[<prev] [next>] [<thread-prev] [thread-next>] [day] [month] [year] [list]
Message-ID: <20250424030500.32720-1-yan.y.zhao@intel.com>
Date: Thu, 24 Apr 2025 11:05:00 +0800
From: Yan Zhao <yan.y.zhao@...el.com>
To: pbonzini@...hat.com,
seanjc@...gle.com
Cc: linux-kernel@...r.kernel.org,
kvm@...r.kernel.org,
x86@...nel.org,
rick.p.edgecombe@...el.com,
dave.hansen@...el.com,
kirill.shutemov@...el.com,
tabba@...gle.com,
ackerleytng@...gle.com,
quic_eberman@...cinc.com,
michael.roth@....com,
david@...hat.com,
vannapurve@...gle.com,
vbabka@...e.cz,
jroedel@...e.de,
thomas.lendacky@....com,
pgonda@...gle.com,
zhiquan1.li@...el.com,
fan.du@...el.com,
jun.miao@...el.com,
ira.weiny@...el.com,
isaku.yamahata@...el.com,
xiaoyao.li@...el.com,
binbin.wu@...ux.intel.com,
chao.p.peng@...el.com,
Yan Zhao <yan.y.zhao@...el.com>
Subject: [RFC PATCH 04/21] KVM: TDX: Enforce 4KB mapping level during TD build Time
During the TD build phase (i.e., before the TD becomes RUNNABLE), enforce a
4KB mapping level both in the S-EPT managed by the TDX module and the
mirror page table managed by KVM.
During this phase, TD's memory is added via tdh_mem_page_add(), which only
accepts 4KB granularity. Therefore, return PG_LEVEL_4K in TDX's
.private_max_mapping_level hook to ensure KVM maps at the 4KB level in the
mirror page table. Meanwhile, iterate over each 4KB page of a large gmem
backend page in tdx_gmem_post_populate() and invoke tdh_mem_page_add() to
map at the 4KB level in the S-EPT.
Still allow huge pages in gmem backend during TD build time. Based on [1],
which gmem series allows 2MB TPH and non-in-place conversion, pass in
region.nr_pages to kvm_gmem_populate() in tdx_vcpu_init_mem_region(). This
enables kvm_gmem_populate() to allocate huge pages from the gmem backend
when the remaining nr_pages, GFN alignment, and page private/shared
attribute permit. KVM is then able to promote the initial 4K mapping to
huge after TD is RUNNABLE.
Disallow any private huge pages during TD build time. Use BUG_ON() in
tdx_mem_page_record_premap_cnt() and tdx_is_sept_zap_err_due_to_premap() to
assert the mapping level is 4KB.
Opportunistically, remove unused parameters in
tdx_mem_page_record_premap_cnt().
Link: https://lore.kernel.org/all/20241212063635.712877-1-michael.roth@amd.com [1]
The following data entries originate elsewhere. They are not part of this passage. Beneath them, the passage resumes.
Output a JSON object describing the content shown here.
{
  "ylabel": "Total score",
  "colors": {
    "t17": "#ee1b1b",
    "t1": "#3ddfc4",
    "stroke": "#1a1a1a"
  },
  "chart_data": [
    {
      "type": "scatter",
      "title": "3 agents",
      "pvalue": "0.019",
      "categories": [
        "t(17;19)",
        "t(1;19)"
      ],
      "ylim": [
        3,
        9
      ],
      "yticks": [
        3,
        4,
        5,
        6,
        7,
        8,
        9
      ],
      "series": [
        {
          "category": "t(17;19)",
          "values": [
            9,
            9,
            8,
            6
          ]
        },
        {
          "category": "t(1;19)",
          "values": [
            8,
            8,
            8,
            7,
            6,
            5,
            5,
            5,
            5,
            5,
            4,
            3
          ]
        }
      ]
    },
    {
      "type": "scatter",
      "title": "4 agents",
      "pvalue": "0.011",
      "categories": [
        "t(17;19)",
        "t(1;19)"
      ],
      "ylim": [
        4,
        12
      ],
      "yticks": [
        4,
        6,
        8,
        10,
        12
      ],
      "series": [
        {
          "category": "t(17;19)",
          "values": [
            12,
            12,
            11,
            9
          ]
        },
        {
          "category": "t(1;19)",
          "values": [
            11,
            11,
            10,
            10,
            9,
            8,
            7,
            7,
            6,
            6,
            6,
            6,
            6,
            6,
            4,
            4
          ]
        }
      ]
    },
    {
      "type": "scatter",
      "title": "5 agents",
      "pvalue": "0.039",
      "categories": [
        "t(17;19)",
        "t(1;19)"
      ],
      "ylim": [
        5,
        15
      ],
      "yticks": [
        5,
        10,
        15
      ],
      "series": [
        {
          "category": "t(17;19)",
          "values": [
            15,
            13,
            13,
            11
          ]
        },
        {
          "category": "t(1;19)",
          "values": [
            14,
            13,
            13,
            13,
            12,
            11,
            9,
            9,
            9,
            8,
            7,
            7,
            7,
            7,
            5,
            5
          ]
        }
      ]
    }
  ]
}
Signed-off-by: Yan Zhao <yan.y.zhao@...el.com>
---
arch/x86/kvm/vmx/tdx.c | 45 ++++++++++++++++++++++++++++--------------
1 file changed, 30 insertions(+), 15 deletions(-)
diff --git a/arch/x86/kvm/vmx/tdx.c b/arch/x86/kvm/vmx/tdx.c
index 98cde20f14da..03885cb2869b 100644
--- a/arch/x86/kvm/vmx/tdx.c
+++ b/arch/x86/kvm/vmx/tdx.c
@@ -1530,14 +1530,16 @@ static int tdx_mem_page_aug(struct kvm *kvm, gfn_t gfn,
* The counter has to be zero on KVM_TDX_FINALIZE_VM, to ensure that there
* are no half-initialized shared EPT pages.
*/
-static int tdx_mem_page_record_premap_cnt(struct kvm *kvm, gfn_t gfn,
- enum pg_level level, kvm_pfn_t pfn)
+static int tdx_mem_page_record_premap_cnt(struct kvm *kvm, enum pg_level level)
{
struct kvm_tdx *kvm_tdx = to_kvm_tdx(kvm);
if (KVM_BUG_ON(kvm->arch.pre_fault_allowed, kvm))
return -EINVAL;
+ if (KVM_BUG_ON(level != PG_LEVEL_4K, kvm))
+ return -EINVAL;
+
/* nr_premapped will be decreased when tdh_mem_page_add() is called. */
atomic64_inc(&kvm_tdx->nr_premapped);
return 0;
@@ -1571,7 +1573,7 @@ int tdx_sept_set_private_spte(struct kvm *kvm, gfn_t gfn,
if (likely(kvm_tdx->state == TD_STATE_RUNNABLE))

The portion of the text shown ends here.